К горлу подкатился тошнотворный ком.
– Да, – промолвил он и позвонил в дверь. После
многократных повторений понял, что дома никого нет.
«Нужно было сначала позвонить договориться, а потом уже
ехать», – подумал и позвонил соседям. Низкий хрипловатый
мужской голос спросил:
– Кто там?
– Меня зовут Вальдемар, я из Красного Креста, психолог.
Хотел бы пообщаться с Марлен Шторм, но ее дома нет,
может…
Дальше он договорить не успел. Раздалось гудение
открывающегося замка и тот же голос сказал:
– Второй этаж, дверь налево.
Вальдемар поднялся. В проеме стоял высокий седовласый
мужчина, слегка сгорбленный, в шлепанцах на босую ногу, в
черных брюках и рубахе навыпуск. Можно было даже
сказать, что он выглядел довольно старым, если бы не
умный, пронзительно смотрящий взгляд. У Вальдемара сразу
промелькнула в голове где-то прочитанная фраза: «Человек
стареет не кожей, а глазами». «В этом есть своя правда», –
подумал он, ступая вовнутрь квартиры по приглашению
хозяина. На кухне за столом, обняв руками голову, сидела
женщина. Вальдемар присел на стул напротив.  Она подняла
на Вальдемара тяжелый взгляд: «Вам чего от меня нужно?»
У Вальдемара тут же улетучились из головы все
заготовленные фразы, интонации, успокоительные
выражения. Хозяин молча поставил перед ним стакан
горячего чаю.
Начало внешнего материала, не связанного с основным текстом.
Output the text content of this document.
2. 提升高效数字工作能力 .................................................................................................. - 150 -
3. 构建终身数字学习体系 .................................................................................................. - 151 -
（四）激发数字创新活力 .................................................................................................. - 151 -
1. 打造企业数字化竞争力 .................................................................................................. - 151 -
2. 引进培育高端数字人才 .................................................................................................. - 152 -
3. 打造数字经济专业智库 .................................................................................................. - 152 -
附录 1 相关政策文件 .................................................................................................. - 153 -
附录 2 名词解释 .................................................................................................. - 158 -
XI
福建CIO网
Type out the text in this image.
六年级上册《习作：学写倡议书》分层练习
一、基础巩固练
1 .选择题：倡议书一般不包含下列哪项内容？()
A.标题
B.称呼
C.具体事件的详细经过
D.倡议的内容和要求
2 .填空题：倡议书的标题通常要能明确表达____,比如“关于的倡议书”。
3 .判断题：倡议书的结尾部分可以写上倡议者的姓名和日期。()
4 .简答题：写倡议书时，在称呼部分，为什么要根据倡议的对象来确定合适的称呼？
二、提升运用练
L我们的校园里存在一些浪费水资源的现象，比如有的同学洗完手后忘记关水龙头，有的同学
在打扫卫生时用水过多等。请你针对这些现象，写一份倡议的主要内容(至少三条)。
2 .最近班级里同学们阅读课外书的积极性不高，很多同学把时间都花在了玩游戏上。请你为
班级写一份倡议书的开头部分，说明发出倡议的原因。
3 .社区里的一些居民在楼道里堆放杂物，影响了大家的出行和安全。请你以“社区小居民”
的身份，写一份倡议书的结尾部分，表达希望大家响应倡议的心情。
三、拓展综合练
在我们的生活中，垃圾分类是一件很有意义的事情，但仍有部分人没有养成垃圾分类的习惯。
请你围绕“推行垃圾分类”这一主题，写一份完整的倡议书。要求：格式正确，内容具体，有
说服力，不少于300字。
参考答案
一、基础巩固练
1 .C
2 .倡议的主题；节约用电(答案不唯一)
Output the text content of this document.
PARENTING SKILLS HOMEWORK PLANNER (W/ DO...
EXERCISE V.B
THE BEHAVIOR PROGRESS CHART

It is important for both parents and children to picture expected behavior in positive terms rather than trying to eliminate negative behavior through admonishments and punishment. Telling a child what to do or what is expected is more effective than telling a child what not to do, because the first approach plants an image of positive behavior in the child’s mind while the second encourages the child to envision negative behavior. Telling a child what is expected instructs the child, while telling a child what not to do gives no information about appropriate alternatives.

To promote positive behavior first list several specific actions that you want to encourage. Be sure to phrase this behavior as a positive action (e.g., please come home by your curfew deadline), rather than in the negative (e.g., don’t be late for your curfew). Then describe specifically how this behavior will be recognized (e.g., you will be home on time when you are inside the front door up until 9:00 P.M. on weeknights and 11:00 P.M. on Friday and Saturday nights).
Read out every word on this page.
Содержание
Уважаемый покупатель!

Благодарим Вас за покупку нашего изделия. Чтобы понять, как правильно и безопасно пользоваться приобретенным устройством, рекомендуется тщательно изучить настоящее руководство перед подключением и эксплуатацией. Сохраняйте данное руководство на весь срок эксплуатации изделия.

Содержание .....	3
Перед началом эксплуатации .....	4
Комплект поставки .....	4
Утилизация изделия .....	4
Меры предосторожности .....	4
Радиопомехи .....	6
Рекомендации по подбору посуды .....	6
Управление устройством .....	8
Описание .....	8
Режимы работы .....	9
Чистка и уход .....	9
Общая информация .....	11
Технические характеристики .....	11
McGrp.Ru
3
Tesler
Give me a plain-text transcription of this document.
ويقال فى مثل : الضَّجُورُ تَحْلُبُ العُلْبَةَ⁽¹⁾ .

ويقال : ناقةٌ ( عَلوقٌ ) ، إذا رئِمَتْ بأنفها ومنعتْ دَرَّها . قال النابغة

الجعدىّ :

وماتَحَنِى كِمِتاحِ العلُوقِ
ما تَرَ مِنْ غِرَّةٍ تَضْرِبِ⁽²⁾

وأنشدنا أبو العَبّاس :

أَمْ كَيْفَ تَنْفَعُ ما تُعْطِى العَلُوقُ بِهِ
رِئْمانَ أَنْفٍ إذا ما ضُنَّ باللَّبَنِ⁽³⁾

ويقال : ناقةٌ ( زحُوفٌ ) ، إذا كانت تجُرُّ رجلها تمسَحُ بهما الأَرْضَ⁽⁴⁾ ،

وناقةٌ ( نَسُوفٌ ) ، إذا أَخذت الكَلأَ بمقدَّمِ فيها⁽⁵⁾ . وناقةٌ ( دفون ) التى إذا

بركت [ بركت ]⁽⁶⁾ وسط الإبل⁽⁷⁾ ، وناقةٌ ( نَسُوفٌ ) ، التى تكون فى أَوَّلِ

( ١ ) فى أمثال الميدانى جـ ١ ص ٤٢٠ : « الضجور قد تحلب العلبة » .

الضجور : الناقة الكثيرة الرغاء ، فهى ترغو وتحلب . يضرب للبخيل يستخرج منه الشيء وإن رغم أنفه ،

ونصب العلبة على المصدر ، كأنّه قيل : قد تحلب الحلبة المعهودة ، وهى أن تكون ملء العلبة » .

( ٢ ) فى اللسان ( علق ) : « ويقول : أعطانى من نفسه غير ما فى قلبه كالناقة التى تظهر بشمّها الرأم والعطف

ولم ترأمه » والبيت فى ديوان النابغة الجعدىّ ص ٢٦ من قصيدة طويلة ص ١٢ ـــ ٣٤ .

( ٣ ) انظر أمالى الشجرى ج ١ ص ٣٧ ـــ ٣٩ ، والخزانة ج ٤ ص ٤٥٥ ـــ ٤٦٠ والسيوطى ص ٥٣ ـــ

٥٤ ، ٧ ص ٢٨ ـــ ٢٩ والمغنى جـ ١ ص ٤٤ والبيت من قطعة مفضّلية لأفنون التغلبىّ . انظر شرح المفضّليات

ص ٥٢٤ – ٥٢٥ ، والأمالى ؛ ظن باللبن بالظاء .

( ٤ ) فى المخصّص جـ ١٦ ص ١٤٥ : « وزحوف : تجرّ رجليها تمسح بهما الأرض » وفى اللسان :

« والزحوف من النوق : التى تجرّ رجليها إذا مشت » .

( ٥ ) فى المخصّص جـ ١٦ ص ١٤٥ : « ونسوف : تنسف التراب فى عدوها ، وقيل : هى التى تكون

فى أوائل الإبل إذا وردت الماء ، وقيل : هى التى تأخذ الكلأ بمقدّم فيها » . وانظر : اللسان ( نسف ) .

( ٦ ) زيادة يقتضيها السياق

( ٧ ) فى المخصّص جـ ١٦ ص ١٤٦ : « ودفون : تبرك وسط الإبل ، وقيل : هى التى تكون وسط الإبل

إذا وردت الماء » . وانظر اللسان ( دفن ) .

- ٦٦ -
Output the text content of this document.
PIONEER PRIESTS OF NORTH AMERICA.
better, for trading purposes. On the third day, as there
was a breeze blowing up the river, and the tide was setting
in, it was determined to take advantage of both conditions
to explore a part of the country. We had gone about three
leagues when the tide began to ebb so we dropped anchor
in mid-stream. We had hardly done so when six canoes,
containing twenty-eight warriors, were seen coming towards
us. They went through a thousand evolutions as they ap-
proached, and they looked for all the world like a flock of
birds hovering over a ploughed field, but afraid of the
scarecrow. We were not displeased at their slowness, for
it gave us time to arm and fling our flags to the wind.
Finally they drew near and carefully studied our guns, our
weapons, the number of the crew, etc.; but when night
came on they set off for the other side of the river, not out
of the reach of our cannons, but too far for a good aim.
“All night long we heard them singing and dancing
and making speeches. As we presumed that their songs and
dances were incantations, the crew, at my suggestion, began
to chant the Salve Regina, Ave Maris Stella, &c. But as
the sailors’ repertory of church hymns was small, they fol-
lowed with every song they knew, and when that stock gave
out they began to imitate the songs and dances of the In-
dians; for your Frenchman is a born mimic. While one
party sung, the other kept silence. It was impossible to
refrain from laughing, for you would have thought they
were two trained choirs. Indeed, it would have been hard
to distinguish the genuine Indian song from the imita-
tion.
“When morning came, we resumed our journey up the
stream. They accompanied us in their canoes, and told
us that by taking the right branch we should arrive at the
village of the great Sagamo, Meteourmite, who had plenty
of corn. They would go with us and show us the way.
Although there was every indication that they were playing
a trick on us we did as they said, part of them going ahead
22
Пауза затянулась.
– Похороны когда? – выдавил из себя Вальдемар.
Она опять подняла глаза:
– Шли бы Вы отсюда по своим делам.
Лицо  Вальдемара вспыхнуло. Он допил большими глотками
горячий чай. Встал.
– Извините, я, кажется, не вовремя и, кажется, не к месту.
Пойду, пожалуй.
Она кивнула головой на дверь. Очнулся Вальдемар в
трамвае, остановки через три, на него накатило чувство
обиды.
– Практически сказала вон, до двери даже не провели.
Ее красивые глаза парализовали его волю. Он вдруг понял,
что с момента, когда переступил порог квартиры, его
сознание вдруг кто-то взял под контроль и незримо отдавал
команды, а у него было чувство полной беззащитности и
беспомощности. И сейчас он помнил только глаза этой
красивой женщины и похоже даже ни бессонная ночь, ни
сильный стресс не испортили их величия.
Он достал из кармана список сержанта, скомкал его, сунул
обратно. Решил поехать домой, Ерику всё равно докладывать
было нечего. Следующая остановка была его. Обойдя три
раза вокруг своего дома, поднялся наверх. Хотелось выпить,
а в холодильнике было только пиво.
  Он обулся, выскочил на заправку купить бутылку бренди.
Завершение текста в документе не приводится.